Whilst the role of the interviewer was important, sometimes the best answers could be elicited by allowing the subject to question themselves, or for the interviewer to not even be involved in the process at all, Ms Ahmed said. She illustrated this with two examples from her own print and broadcast work - an article in the Big Issue piece with Doctor Who actor Peter Capaldi and a Radio 4 profile of Nobel Prize-winning physicist Peter Higgs. "The Capaldi interview was done in the format of ‘a letter to my younger self', which works so well because it provides clues about what shapes a person," she said. "He talked about being an outsider when he was a child and came out with the great line, ‘I wish I'd known that one day the geeks would inherit the earth'."
In contrast to Capaldi's self-analysis, Higgs did not feature at all in his profile; instead the story was told in a series of interviews with his associates. "The insights they gave were so revealing," she added. "One colleague talked about how this man who was involved in the most cutting edge scientific research lived in a flat full of vinyl records that looked straight out of the 1970s, and another commented on how experiments weren't Higgs's strong point and that all he really needed were his brain, a pencil and paper. Little things like that helped paint a great picture of this strange and reclusive man who has made such huge discoveries."

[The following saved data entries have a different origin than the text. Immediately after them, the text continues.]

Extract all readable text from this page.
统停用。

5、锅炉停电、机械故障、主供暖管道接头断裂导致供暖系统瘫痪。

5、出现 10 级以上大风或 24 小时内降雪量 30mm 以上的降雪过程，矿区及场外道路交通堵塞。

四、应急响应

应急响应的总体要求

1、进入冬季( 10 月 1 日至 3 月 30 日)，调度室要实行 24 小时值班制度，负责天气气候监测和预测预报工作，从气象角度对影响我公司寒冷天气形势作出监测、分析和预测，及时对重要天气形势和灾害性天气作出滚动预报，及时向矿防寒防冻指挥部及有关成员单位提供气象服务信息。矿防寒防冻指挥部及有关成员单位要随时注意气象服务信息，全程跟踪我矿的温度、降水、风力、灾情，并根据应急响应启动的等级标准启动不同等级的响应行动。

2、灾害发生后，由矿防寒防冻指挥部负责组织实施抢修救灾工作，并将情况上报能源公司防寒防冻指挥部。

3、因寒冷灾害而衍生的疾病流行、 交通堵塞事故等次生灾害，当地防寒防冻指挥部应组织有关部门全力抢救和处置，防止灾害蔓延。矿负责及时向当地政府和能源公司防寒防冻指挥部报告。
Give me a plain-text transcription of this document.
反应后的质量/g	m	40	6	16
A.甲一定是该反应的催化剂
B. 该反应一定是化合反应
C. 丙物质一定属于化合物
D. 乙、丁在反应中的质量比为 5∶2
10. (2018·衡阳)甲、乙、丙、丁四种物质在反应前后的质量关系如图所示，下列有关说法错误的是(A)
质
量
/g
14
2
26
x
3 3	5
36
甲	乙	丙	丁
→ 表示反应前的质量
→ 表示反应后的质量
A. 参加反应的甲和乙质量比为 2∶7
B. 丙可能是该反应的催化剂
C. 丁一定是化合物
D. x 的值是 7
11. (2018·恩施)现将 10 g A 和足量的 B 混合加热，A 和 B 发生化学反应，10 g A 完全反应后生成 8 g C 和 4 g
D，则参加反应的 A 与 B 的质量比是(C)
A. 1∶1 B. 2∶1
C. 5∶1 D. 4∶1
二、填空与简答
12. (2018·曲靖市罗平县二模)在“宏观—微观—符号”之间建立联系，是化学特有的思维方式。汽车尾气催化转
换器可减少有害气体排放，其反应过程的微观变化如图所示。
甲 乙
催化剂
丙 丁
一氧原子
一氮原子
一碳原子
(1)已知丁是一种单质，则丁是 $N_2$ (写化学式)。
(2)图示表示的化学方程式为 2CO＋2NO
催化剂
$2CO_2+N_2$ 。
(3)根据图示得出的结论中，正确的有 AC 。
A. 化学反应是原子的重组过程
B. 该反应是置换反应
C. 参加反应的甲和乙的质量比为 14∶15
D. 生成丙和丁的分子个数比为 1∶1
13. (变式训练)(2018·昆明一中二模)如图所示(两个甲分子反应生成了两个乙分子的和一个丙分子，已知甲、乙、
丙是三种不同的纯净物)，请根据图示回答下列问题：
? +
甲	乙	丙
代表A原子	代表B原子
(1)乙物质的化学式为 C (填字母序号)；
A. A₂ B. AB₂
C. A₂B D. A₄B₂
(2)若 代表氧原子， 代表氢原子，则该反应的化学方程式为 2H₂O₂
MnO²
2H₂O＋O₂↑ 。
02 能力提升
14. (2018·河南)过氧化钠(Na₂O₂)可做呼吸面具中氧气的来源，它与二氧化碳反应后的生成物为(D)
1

In a world of 24-hour news and the bombardment of ever-present media, Ms Ahmed said it was easy for young journalists to become overwhelmed by information but, as with so many other aspects of journalism, concentration was the key to a good interview. "If you want to do your job to the best of your ability each time, you have to craft every piece," she said. "Always focus on the next interview - ‘why am I doing it and what's the best I can get out of it?' Live by that and you can't go too far wrong."